Минуту спустя нож шумно вонзился в грудь жертвы. Тело Ларина выгнулось, и глаза, полные ужаса, открылись. Из полуоткрытого рта вырвался стон. Потом все стихло. Алая кровь, кипя, фонтаном брызнула из раны. Тааб наполнил кровью кубок и плеснул к колонне бога дождя.

Затем Горус пропитал кровью жертвы приготовленную заранее на огромном серебряном подносе землю и передал молчаливым жрецам:

– Раздайте щепоть благословенной земли всем пахарям великой Мерое, – приказал он. – Бог дождя благословляет этим даром их урожай.

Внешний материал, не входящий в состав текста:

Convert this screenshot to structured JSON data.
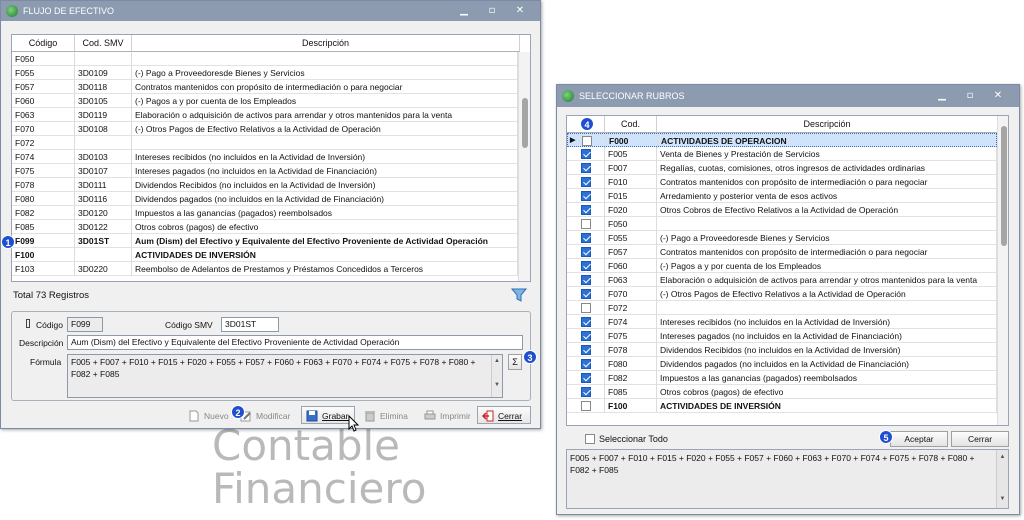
{
  "win1": {
    "title": "FLUJO DE EFECTIVO",
    "columns": [
      "Código",
      "Cod. SMV",
      "Descripción"
    ],
    "rows": [
      {
        "code": "F050",
        "smv": "",
        "desc": "",
        "bold": false
      },
      {
        "code": "F055",
        "smv": "3D0109",
        "desc": "(-) Pago a Proveedoresde Bienes y Servicios",
        "bold": false
      },
      {
        "code": "F057",
        "smv": "3D0118",
        "desc": "Contratos mantenidos con propósito de intermediación o para negociar",
        "bold": false
      },
      {
        "code": "F060",
        "smv": "3D0105",
        "desc": "(-) Pagos a y por cuenta de los Empleados",
        "bold": false
      },
      {
        "code": "F063",
        "smv": "3D0119",
        "desc": "Elaboración o adquisición de activos para arrendar y otros mantenidos para la venta",
        "bold": false
      },
      {
        "code": "F070",
        "smv": "3D0108",
        "desc": "(-) Otros Pagos de Efectivo Relativos a la Actividad de Operación",
        "bold": false
      },
      {
        "code": "F072",
        "smv": "",
        "desc": "",
        "bold": false
      },
      {
        "code": "F074",
        "smv": "3D0103",
        "desc": "Intereses recibidos (no incluidos en la Actividad de Inversión)",
        "bold": false
      },
      {
        "code": "F075",
        "smv": "3D0107",
        "desc": "Intereses pagados (no incluidos en la Actividad de Financiación)",
        "bold": false
      },
      {
        "code": "F078",
        "smv": "3D0111",
        "desc": "Dividendos Recibidos (no incluidos en la Actividad de Inversión)",
        "bold": false
      },
      {
        "code": "F080",
        "smv": "3D0116",
        "desc": "Dividendos pagados (no incluidos en la Actividad de Financiación)",
        "bold": false
      },
      {
        "code": "F082",
        "smv": "3D0120",
        "desc": "Impuestos a las ganancias (pagados) reembolsados",
        "bold": false
      },
      {
        "code": "F085",
        "smv": "3D0122",
        "desc": "Otros cobros (pagos) de efectivo",
        "bold": false
      },
      {
        "code": "F099",
        "smv": "3D01ST",
        "desc": "Aum (Dism) del Efectivo y Equivalente del Efectivo Proveniente de Actividad Operación",
        "bold": true
      },
      {
        "code": "F100",
        "smv": "",
        "desc": "ACTIVIDADES DE INVERSIÓN",
        "bold": true
      },
      {
        "code": "F103",
        "smv": "3D0220",
        "desc": "Reembolso de Adelantos de Prestamos y Préstamos Concedidos a Terceros",
        "bold": false
      }
    ],
    "total": "Total 73 Registros",
    "form": {
      "codigo_label": "Código",
      "codigo_value": "F099",
      "smv_label": "Código SMV",
      "smv_value": "3D01ST",
      "desc_label": "Descripción",
      "desc_value": "Aum (Dism) del Efectivo y Equivalente del Efectivo Proveniente de Actividad Operación",
      "formula_label": "Fórmula",
      "formula_value": "F005 + F007 + F010 + F015 + F020 + F055 + F057 + F060 + F063 + F070 + F074 + F075 + F078 + F080 + F082 + F085",
      "sigma": "Σ"
    },
    "toolbar": {
      "nuevo": "Nuevo",
      "modificar": "Modificar",
      "grabar": "Grabar",
      "elimina": "Elimina",
      "imprimir": "Imprimir",
      "cerrar": "Cerrar"
    }
  },
  "win2": {
    "title": "SELECCIONAR RUBROS",
    "columns": [
      "Cod.",
      "Descripción"
    ],
    "rows": [
      {
        "code": "F000",
        "desc": "ACTIVIDADES DE OPERACION",
        "checked": false,
        "bold": true,
        "selected": true
      },
      {
        "code": "F005",
        "desc": "Venta de Bienes y Prestación de Servicios",
        "checked": true,
        "bold": false,
        "selected": false
      },
      {
        "code": "F007",
        "desc": "Regalías, cuotas,  comisiones, otros ingresos de actividades ordinarias",
        "checked": true,
        "bold": false,
        "selected": false
      },
      {
        "code": "F010",
        "desc": "Contratos mantenidos con propósito de intermediación o para negociar",
        "checked": true,
        "bold": false,
        "selected": false
      },
      {
        "code": "F015",
        "desc": "Arredamiento y posterior venta de esos activos",
        "checked": true,
        "bold": false,
        "selected": false
      },
      {
        "code": "F020",
        "desc": "Otros Cobros de Efectivo Relativos a la Actividad de Operación",
        "checked": true,
        "bold": false,
        "selected": false
      },
      {
        "code": "F050",
        "desc": "",
        "checked": false,
        "bold": false,
        "selected": false
      },
      {
        "code": "F055",
        "desc": "(-) Pago a Proveedoresde Bienes y Servicios",
        "checked": true,
        "bold": false,
        "selected": false
      },
      {
        "code": "F057",
        "desc": "Contratos mantenidos con propósito de intermediación o para negociar",
        "checked": true,
        "bold": false,
        "selected": false
      },
      {
        "code": "F060",
        "desc": "(-) Pagos a y por cuenta de los Empleados",
        "checked": true,
        "bold": false,
        "selected": false
      },
      {
        "code": "F063",
        "desc": "Elaboración o adquisición de activos para arrendar y otros mantenidos para la venta",
        "checked": true,
        "bold": false,
        "selected": false
      },
      {
        "code": "F070",
        "desc": "(-) Otros Pagos de Efectivo Relativos a la Actividad de Operación",
        "checked": true,
        "bold": false,
        "selected": false
      },
      {
        "code": "F072",
        "desc": "",
        "checked": false,
        "bold": false,
        "selected": false
      },
      {
        "code": "F074",
        "desc": "Intereses recibidos (no incluidos en la Actividad de Inversión)",
        "checked": true,
        "bold": false,
        "selected": false
      },
      {
        "code": "F075",
        "desc": "Intereses pagados (no incluidos en la Actividad de Financiación)",
        "checked": true,
        "bold": false,
        "selected": false
      },
      {
        "code": "F078",
        "desc": "Dividendos Recibidos (no incluidos en la Actividad de Inversión)",
        "checked": true,
        "bold": false,
        "selected": false
      },
      {
        "code": "F080",
        "desc": "Dividendos pagados (no incluidos en la Actividad de Financiación)",
        "checked": true,
        "bold": false,
        "selected": false
      },
      {
        "code": "F082",
        "desc": "Impuestos a las ganancias (pagados) reembolsados",
        "checked": true,
        "bold": false,
        "selected": false
      },
      {
        "code": "F085",
        "desc": "Otros cobros (pagos) de efectivo",
        "checked": true,
        "bold": false,
        "selected": false
      },
      {
        "code": "F100",
        "desc": "ACTIVIDADES DE INVERSIÓN",
        "checked": false,
        "bold": true,
        "selected": false
      }
    ],
    "select_all": "Seleccionar Todo",
    "accept": "Aceptar",
    "close": "Cerrar",
    "formula": "F005 + F007 + F010 + F015 + F020 + F055 + F057 + F060 + F063 + F070 + F074 + F075 + F078 + F080 + F082 + F085"
  },
  "badges": [
    "1",
    "2",
    "3",
    "4",
    "5"
  ],
  "watermark": {
    "line1": "Contable",
    "line2": "Financiero"
  },
  "colors": {
    "titlebar": "#8c9bb0",
    "badge": "#1f4fd1",
    "selected_row": "#cfe3fb",
    "check": "#2a72d8"
  }
}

Младшие жрецы подошли к телу Ларина и понесли к жертвенному костру. Накаляемая уже несколько часов печь распространяла удушливый жар. Тааб-Горус запел какую-то дикую песню и рукой сделал знак бросить тело чужеземца в печь. Жрецы потянули за цепи, и бронзовые створки печи медленно разверзлись, выбросив сноп пламени. Тело Ларина согнулось и исчезло в раскаленной бездне. Затем отверстие с шумом закрылось.

Тааб-Горус сошел с лестницы храма и, приобняв за плечи принца Раненсета, объявил затаившему дыхание народу Мерое:

– Воля великого бога дождя исполнена! Площадь огласилась радостными криками…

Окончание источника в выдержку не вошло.